3. Experimental Evaluation:
   • The authors present a comprehensive evaluation, showcasing a significant $2.6\times$ speedup and $1.4\times$ energy savings with MixPE compared to existing quantization accelerators.
   • A Design Space Exploration (DSE) framework is introduced to evaluate a variety of GEMM accelerators, allowing the identification of Pareto-optimal configurations in terms of numerical accuracy and hardware efficiency.
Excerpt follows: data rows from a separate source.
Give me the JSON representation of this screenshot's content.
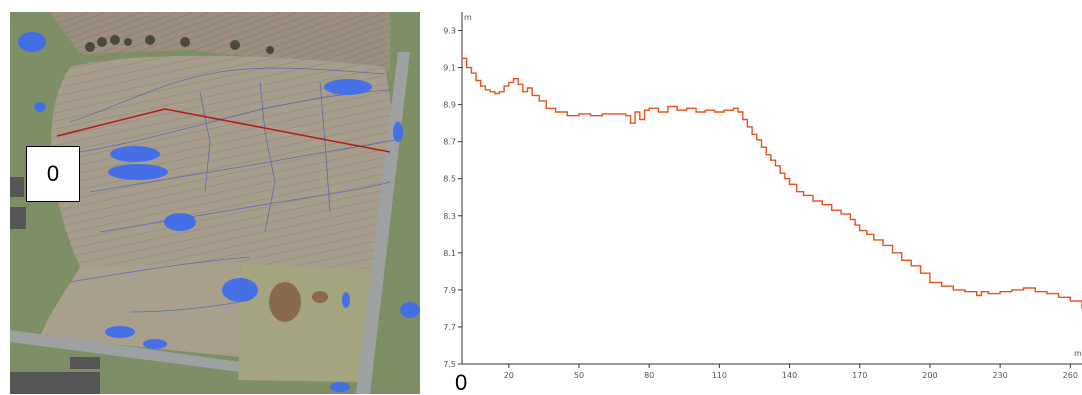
{
  "map": {
    "start_marker_label": "0"
  },
  "bottom_label": "0",
  "chart_data": {
    "type": "line",
    "title": "",
    "ylabel": "m",
    "xlabel": "m",
    "xlim": [
      0,
      265
    ],
    "ylim": [
      7.5,
      9.4
    ],
    "x_ticks": [
      20,
      50,
      80,
      110,
      140,
      170,
      200,
      230,
      260
    ],
    "y_ticks": [
      7.5,
      7.7,
      7.9,
      8.1,
      8.3,
      8.5,
      8.7,
      8.9,
      9.1,
      9.3
    ],
    "x_tick_labels": [
      "20",
      "50",
      "80",
      "110",
      "140",
      "170",
      "200",
      "230",
      "260"
    ],
    "y_tick_labels": [
      "7.5",
      "7.7",
      "7.9",
      "8.1",
      "8.3",
      "8.5",
      "8.7",
      "8.9",
      "9.1",
      "9.3"
    ],
    "grid": false,
    "line_color": "#e8531f",
    "series": [
      {
        "x": [
          0,
          2,
          4,
          6,
          8,
          10,
          12,
          14,
          16,
          18,
          20,
          22,
          24,
          26,
          28,
          30,
          33,
          36,
          40,
          45,
          50,
          55,
          60,
          65,
          70,
          72,
          74,
          76,
          78,
          80,
          84,
          88,
          92,
          96,
          100,
          104,
          108,
          112,
          116,
          118,
          120,
          122,
          124,
          126,
          128,
          130,
          132,
          134,
          136,
          138,
          140,
          143,
          146,
          150,
          154,
          158,
          162,
          166,
          168,
          170,
          173,
          176,
          180,
          184,
          188,
          192,
          196,
          200,
          205,
          210,
          215,
          220,
          222,
          225,
          230,
          235,
          240,
          245,
          250,
          255,
          260,
          265
        ],
        "y": [
          9.15,
          9.1,
          9.07,
          9.03,
          9.0,
          8.98,
          8.97,
          8.96,
          8.97,
          9.0,
          9.02,
          9.04,
          9.01,
          8.97,
          8.99,
          8.95,
          8.92,
          8.88,
          8.86,
          8.84,
          8.85,
          8.84,
          8.85,
          8.85,
          8.84,
          8.8,
          8.86,
          8.82,
          8.87,
          8.88,
          8.86,
          8.89,
          8.87,
          8.88,
          8.86,
          8.87,
          8.86,
          8.87,
          8.88,
          8.86,
          8.82,
          8.78,
          8.74,
          8.71,
          8.67,
          8.63,
          8.6,
          8.57,
          8.53,
          8.5,
          8.47,
          8.43,
          8.41,
          8.38,
          8.36,
          8.33,
          8.31,
          8.28,
          8.25,
          8.22,
          8.2,
          8.17,
          8.14,
          8.1,
          8.06,
          8.03,
          7.99,
          7.94,
          7.92,
          7.9,
          7.89,
          7.87,
          7.89,
          7.88,
          7.89,
          7.9,
          7.91,
          7.89,
          7.88,
          7.86,
          7.84,
          7.8
        ]
      }
    ]
  }
}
Practical and Theoretical Implications

• Hardware Efficiency:

The introduction of MixPE represents a substantial progression in hardware design for AI applications, underscoring a path towards more energy-efficient and high-performance inference processes. Its integration into systolic array architectures offers a promising approach to scaling down the energy requirements and area utilization on hardware accelerators.

• Model Deployment:

The techniques advanced in this paper symbolize an enhancement in deploying LLMs across different hardware environments, where limited computational and memory resources typically constrain model performance. This work sets the ground for widespread adoption of LLMs on embedded systems and edge devices.

Future Developments in AI

The concepts elaborated in the paper herald a future where increasingly efficient hardware accelerators can adapt to the demands of dynamic AI workloads. Future work may focus on further optimizing these processes and extending the applicability of such techniques to other model types beyond LLMs. Moreover, as the research community continues to push the boundaries in natural language processing, there exists the potential to integrate similar quantization and hardware innovations into emerging AI frameworks, enhancing both their accessibility and scalability.